Chatbots and mental health: Insights into the safety of generative AI
Combines analysis of real user-companion-AI conversations with consumer-reaction experiments to assess how generative-AI companion apps handle signs of user distress. Finds mental-health crises appear in a non-negligible minority of conversations and that companion AIs frequently fail to recognise or respond appropriately to them.
A machine learning approach to identifying suicide risk among text-based crisis counseling encounters
Develops a transformer-based model on 5,992 SafeUT crisis-counseling encounters to detect conversation-level suicide risk, benchmarked against a tf-idf baseline. Reports strong discrimination and better sensitivity on higher-risk cases despite noisy human counsellor labels, and positions the model as decision support.
Designing and Evaluating a Chatbot for Survivors of Image-Based Sexual Abuse
A user study (n=25) comparing a purpose-built chatbot against conventional internet search as a support channel for survivors of image-based sexual abuse (IBSA). The study evaluates the chatbot on information organization and perceived emotional support relative to self-directed search.

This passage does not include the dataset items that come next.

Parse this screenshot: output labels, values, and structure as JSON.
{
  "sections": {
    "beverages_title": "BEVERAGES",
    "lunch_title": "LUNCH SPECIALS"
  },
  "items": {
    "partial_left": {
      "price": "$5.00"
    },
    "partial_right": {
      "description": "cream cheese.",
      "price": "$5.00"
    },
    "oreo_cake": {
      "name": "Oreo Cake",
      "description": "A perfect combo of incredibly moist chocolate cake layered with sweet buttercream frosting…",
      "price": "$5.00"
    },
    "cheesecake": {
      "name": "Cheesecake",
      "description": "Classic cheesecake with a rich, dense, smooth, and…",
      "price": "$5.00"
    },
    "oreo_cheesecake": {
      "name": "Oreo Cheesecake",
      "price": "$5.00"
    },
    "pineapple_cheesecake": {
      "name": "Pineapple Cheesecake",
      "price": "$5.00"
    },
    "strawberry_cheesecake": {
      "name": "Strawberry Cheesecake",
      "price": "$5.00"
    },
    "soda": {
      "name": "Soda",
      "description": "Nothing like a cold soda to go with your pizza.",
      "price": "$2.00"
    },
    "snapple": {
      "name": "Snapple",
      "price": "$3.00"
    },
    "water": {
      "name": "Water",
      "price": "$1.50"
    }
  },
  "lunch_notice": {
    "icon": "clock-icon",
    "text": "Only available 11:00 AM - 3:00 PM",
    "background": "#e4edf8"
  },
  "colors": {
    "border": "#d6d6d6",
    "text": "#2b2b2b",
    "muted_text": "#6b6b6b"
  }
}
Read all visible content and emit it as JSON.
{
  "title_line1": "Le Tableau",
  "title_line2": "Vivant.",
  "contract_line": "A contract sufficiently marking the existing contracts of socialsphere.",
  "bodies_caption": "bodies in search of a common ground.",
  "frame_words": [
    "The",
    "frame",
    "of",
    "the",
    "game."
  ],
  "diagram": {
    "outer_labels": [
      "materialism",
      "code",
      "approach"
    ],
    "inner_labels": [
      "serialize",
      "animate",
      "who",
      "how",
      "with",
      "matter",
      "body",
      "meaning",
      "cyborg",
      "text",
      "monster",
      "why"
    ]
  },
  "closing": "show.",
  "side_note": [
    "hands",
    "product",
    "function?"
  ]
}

Designing a Conversational Agent for Sexual Assault Survivors: Defining Burden of Self-Disclosure and Envisioning Survivor-Centered Solutions
Design-research study proposing a conversational agent aimed at lowering the 'burden of self-disclosure' faced by sexual assault survivors when seeking help. The authors define components of disclosure burden and use them to derive design guidelines for survivor-centered conversational support tools.
Delivering Cognitive Behavior Therapy to Young Adults With Symptoms of Depression and Anxiety Using a Fully Automated Conversational Agent (Woebot): A Randomized Controlled Trial
Two-week unblinded randomized controlled trial (n=70, ages 18-28) comparing a CBT-delivering conversational agent (Woebot) with an information-only control. Measures change in depression and anxiety symptoms and engagement.